The Tōnankai earthquakes are major megathrust earthquakes that affect the Tōnankai region (Southeastern Sea) of Japan, between the Tōkai region (Eastern Sea) and Nankaidō (Southern Sea Circuit) region, and are caused by ruptures in the Tōnankai zone of the Nankai megathrust, specifically segments C and/or D.

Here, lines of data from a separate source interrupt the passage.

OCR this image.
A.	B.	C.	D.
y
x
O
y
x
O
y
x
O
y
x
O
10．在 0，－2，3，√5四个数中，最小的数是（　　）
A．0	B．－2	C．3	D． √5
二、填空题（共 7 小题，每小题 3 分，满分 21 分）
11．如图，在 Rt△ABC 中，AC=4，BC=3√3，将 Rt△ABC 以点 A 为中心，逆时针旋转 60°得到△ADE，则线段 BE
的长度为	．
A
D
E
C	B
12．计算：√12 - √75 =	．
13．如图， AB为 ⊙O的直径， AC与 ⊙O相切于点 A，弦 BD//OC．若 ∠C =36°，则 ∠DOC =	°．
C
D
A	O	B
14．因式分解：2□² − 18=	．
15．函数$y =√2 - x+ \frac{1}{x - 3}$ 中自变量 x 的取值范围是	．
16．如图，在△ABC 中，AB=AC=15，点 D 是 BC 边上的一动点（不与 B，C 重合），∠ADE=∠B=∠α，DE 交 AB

These are a class of Nankai megathrust earthquakes, frequently occurring in combination with a rupture of segment E (Tōkai zone, yielding Tōkai earthquakes), and either in combination with or followed by a rupture of segment A and/or B (Nankai zone, yielding Nankai earthquakes).

The most notable Tōnankai earthquake, and the only earthquake known to have consisted of ruptures in the Tōnankai zone only, is the 1944 Tōnankai earthquake.

==History==
The distinction of Tōnankai earthquakes, and the Tōnankai region itself, is a recent one, dating to the 1944 Tōnankai earthquake. Nankai (Southern Sea) and Nankaidō (Southern Sea Way), and likewise Tōkai (Eastern Sea) and Tōkaidō (Eastern Sea Way) are historical names and divisions of Japan, but following the 1944 earthquake, it was recognized that there were distinct segments in between these, which could independently rupture, and thus a different category was created.